PRA training for Swaziland NPPO, 9th to 12th December, 2013 in Mbabane, Swaziland.

The Centre Of Phytosanitary Excellence (COPE) in conjunction with FANRPAN together with Harmonized Seed Security Project (HaSSP) organized a three day training workshop on Pest Risk Analysis at Mbabane, Swaziland on the 9th to 12th December 2013.This PRA course was attended by 18 trainees from various institutions and stakeholders in Agriculture, Swaziland through theory classes and practical hands-on training on PRA. The trainees together with the guidance of the trainers from COPE/KEPHIS and DARSS (Swaziland NPPO) developed pest list of maize

The three day intensive PRA course involved 18 participants from various institutions and stakeholders in Agriculture which include: Swaziland National Plant Protection Organization, DARSS, Ministry of Agriculture, NAMBOARD, Cotton Board, SQCS and SDEMANE Farming of Swaziland. The participants were taken through theory classes, practical hands-on training on PRA; and a final exam was taken on completion of the approved units. The trainers were from KEPHIS- COPE (Asenath Koech) and the Swaziland NPPO (Bheki Nzima).
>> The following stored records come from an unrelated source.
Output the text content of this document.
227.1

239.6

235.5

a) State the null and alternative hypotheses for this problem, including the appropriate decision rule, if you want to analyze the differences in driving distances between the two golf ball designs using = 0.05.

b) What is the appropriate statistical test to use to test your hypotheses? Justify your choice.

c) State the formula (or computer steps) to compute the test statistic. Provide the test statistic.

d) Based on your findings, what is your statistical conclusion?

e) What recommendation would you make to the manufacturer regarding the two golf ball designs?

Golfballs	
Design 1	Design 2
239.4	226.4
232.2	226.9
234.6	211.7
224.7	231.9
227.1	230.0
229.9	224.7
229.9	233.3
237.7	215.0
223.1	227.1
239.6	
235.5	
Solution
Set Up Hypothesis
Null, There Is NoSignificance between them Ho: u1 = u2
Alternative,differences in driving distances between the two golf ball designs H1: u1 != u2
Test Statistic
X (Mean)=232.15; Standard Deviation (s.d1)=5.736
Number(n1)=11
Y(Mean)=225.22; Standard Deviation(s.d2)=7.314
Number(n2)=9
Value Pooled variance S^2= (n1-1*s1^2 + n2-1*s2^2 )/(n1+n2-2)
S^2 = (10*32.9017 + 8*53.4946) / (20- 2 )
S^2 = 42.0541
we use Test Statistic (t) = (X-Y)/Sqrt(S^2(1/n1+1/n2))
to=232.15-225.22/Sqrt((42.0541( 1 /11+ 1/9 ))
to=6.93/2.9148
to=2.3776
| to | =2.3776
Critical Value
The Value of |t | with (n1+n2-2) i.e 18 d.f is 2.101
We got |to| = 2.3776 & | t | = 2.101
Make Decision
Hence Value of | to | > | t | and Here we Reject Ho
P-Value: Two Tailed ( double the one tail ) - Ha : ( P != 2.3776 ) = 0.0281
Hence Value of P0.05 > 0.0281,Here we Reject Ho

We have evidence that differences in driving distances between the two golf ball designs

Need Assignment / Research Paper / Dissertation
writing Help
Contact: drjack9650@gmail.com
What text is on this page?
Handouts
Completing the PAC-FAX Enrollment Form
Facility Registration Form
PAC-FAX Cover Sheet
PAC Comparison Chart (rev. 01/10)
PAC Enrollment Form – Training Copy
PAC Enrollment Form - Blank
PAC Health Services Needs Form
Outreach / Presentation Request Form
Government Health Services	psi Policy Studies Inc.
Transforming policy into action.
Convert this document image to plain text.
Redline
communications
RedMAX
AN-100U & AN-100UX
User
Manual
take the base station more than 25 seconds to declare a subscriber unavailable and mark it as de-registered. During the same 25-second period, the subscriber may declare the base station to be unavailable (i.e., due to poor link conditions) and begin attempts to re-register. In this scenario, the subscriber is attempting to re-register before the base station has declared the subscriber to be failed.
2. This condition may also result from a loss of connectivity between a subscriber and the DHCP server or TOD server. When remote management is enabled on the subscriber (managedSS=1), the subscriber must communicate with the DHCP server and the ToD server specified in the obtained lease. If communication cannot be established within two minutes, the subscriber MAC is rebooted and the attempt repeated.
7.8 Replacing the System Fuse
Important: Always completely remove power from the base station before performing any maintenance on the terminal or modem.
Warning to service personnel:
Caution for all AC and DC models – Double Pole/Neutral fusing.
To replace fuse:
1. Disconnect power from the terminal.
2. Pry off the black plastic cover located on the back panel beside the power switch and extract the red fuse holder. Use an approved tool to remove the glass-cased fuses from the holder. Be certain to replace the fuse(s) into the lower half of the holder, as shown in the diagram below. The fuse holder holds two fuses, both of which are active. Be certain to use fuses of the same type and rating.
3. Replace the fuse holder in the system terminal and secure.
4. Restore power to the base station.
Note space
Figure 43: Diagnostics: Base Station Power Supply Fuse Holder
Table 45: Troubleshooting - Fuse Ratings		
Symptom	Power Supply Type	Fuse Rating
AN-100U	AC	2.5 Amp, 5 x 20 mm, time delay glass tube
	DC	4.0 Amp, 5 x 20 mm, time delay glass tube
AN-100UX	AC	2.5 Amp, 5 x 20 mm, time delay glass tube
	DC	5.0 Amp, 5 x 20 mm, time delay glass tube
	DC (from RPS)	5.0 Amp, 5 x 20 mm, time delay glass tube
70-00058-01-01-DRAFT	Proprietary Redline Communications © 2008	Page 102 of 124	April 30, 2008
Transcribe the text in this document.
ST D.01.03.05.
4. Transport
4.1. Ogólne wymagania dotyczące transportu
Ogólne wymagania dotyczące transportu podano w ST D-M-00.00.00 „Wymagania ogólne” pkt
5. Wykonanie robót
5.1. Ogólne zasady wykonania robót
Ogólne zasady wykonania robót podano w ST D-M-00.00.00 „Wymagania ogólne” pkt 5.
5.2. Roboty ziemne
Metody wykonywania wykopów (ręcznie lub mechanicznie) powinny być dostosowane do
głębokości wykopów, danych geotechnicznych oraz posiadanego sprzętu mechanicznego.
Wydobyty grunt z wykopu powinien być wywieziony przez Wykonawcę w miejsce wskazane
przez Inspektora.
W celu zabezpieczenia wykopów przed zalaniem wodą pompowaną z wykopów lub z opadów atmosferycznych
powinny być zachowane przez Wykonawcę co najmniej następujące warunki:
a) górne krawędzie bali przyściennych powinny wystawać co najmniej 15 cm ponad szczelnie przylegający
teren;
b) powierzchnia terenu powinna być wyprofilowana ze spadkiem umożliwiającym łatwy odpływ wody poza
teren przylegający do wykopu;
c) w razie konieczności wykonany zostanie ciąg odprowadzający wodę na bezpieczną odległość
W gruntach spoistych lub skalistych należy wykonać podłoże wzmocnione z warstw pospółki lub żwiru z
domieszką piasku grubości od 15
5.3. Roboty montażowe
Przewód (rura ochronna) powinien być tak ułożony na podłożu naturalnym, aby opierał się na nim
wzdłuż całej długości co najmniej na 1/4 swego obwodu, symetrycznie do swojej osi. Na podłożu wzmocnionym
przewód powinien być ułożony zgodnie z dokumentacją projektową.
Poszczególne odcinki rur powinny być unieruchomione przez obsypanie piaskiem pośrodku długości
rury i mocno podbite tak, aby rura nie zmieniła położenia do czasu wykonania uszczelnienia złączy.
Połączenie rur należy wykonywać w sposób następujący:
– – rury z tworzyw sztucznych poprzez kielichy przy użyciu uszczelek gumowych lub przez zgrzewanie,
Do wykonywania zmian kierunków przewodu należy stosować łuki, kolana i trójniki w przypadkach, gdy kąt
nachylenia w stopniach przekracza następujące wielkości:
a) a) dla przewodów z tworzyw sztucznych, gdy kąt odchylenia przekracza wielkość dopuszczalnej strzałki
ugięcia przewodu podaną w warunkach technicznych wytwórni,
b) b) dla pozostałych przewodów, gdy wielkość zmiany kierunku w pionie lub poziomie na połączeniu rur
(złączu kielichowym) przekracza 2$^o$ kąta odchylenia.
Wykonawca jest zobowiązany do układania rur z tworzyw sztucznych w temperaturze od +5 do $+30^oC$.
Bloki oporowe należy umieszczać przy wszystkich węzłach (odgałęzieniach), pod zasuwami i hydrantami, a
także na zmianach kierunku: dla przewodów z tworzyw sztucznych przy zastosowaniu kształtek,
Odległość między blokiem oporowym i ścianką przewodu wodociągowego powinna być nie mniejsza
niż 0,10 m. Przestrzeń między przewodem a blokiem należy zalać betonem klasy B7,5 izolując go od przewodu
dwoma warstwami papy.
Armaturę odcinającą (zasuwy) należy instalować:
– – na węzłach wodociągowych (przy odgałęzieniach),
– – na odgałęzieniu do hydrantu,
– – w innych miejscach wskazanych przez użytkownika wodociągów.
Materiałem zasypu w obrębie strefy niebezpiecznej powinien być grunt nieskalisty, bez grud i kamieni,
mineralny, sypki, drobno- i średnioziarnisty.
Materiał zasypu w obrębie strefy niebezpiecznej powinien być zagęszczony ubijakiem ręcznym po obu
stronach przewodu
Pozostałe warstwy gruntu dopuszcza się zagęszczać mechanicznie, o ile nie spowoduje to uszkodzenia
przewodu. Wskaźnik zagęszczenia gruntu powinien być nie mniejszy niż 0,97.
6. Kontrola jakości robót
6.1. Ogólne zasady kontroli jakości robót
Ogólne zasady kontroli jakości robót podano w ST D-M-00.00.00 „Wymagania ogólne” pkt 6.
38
The course context covered principles of PRA, sources of PRA information, Tools for PRA and stages in PRA. As part of the practical training participants were introduced to the computer skills and PRA software. In addition participants were required to develop a Pest List for Maize. The initial working pest list was obtained from the CPC software and the internet for major pest attacking Zea mays L. The PRA focused on Risks associated with trade in seed or grain of Maize between The Kingdom of Swaziland and the Republic of South Africa, as proposed by the participants. After conducting training for 3 days, trainees were evaluated on what they had learnt though administration of a written examination. This was to test their level of understanding in the various topics covered. The trainees scored in the exam an average score of 67.78%. The trainees gave the course a score of 96.6% for the combined parameters of good, very good and excellent.